J. R. w toku przesłuchania w charakterze świadka w postępowaniu przygotowawczym dotyczącym znęcania się A. K. (1) nad A. K. (2) miał pełną swobodę wypowiedzi.

Dowód:

- wyjaśnienia J. R., k. 35,

- zeznania M. G., k. 35-36, 16.

W toku postępowania J. R. nie przyznał się do popełnienia zarzucanego mu czynu i składał wyjaśnienia.

Sąd zważył:

Zebrane w sprawie dowody nie potwierdziły sprawstwa i winy oskarżonego.

Ustalając stan faktyczny Sąd oparł się na wyjaśnieniach oskarżonego oraz zeznaniach świadków.

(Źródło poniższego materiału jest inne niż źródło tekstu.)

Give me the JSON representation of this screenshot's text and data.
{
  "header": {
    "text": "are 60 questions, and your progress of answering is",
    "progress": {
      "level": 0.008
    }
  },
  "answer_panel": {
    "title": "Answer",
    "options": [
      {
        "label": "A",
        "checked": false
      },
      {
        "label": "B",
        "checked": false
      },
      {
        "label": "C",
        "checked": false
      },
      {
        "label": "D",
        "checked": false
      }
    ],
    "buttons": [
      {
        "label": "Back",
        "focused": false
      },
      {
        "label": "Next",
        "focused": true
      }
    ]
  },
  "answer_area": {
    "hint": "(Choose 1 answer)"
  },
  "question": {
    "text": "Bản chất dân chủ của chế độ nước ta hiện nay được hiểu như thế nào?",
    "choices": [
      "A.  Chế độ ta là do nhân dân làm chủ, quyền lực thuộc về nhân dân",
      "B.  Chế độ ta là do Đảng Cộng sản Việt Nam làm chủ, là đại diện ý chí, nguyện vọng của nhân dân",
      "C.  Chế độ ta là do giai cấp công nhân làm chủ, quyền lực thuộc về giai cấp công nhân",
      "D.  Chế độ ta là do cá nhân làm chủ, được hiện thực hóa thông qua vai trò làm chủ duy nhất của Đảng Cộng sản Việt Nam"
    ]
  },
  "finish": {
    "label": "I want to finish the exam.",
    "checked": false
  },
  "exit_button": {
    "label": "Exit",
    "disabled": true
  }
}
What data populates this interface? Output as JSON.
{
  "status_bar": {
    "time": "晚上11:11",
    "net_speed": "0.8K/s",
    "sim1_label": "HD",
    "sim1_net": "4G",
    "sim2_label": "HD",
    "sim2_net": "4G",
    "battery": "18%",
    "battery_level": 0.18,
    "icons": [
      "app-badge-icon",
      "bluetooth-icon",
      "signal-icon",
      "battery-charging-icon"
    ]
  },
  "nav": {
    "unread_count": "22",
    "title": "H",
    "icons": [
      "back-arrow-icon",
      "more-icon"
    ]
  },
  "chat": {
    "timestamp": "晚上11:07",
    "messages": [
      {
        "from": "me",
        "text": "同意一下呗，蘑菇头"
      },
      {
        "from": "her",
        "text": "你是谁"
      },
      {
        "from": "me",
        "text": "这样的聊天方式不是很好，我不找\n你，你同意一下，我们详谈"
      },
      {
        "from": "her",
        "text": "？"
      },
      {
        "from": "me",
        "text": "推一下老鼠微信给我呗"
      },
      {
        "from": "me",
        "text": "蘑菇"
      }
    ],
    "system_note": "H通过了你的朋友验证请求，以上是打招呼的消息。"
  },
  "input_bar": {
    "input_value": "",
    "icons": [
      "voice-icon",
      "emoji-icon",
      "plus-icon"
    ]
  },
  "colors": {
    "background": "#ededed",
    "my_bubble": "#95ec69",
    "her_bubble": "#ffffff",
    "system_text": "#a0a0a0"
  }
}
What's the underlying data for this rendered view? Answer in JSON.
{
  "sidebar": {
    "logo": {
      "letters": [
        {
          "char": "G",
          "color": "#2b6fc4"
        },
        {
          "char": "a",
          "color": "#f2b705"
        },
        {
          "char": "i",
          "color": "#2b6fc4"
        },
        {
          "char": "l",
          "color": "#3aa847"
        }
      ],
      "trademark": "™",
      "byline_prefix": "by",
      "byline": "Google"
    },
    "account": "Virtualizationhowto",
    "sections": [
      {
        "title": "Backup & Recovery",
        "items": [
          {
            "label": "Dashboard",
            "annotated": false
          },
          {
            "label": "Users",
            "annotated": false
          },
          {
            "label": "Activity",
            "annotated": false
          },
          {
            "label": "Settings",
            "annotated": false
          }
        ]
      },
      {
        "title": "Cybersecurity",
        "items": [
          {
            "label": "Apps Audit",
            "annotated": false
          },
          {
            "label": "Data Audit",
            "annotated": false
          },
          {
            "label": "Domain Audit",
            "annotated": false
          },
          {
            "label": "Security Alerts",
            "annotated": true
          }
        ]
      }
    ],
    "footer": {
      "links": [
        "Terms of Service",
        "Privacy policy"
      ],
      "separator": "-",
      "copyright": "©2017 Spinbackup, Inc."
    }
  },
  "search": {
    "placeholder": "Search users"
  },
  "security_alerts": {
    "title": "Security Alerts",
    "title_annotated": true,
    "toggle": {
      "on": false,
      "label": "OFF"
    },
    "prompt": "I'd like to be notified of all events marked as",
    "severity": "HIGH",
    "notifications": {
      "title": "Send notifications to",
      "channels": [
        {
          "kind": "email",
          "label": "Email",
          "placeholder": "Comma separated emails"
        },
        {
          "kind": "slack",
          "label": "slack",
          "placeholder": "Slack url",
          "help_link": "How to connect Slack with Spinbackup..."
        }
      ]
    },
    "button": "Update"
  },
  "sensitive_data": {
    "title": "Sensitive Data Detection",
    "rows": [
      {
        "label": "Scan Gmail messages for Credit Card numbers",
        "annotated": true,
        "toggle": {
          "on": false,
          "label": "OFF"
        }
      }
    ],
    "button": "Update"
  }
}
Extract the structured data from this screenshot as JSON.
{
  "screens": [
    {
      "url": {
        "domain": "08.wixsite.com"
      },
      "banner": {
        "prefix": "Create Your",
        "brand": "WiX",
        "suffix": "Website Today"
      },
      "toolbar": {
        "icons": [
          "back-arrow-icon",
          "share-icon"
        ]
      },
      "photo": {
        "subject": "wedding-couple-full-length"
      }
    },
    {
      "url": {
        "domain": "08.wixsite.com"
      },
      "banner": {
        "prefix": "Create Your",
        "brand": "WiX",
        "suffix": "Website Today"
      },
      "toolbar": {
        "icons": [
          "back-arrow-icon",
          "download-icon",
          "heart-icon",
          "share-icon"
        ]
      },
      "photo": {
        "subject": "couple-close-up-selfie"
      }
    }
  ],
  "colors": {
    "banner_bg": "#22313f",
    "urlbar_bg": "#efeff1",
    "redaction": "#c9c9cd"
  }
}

J. R. oskarżony został o to, że zeznał nieprawdę, stwierdzając, że A. K. (1) nie jest agresywny, wybuchowy i roszczeniowy pod wpływem alkoholu, nie wyzywał swojej córki A. K. (2) słowami wulgarnymi oraz nie wszczynał awantur domowych, rzucając w wymienioną różnymi przedmiotami. Czyn ten, wedle treści aktu oskarżenia, popełniony miał zostać w dniu 4 października 2012 r., czyli w trakcie składania zeznań przed Sądem.

Wobec powyższego Sąd w przedmiotowej sprawie zobowiązany był zweryfikować, czy w zeznaniach złożonych przed Sądem w dniu 4 października 2012 r. oskarżony mówił prawdę, czy też zeznawał fałszywie.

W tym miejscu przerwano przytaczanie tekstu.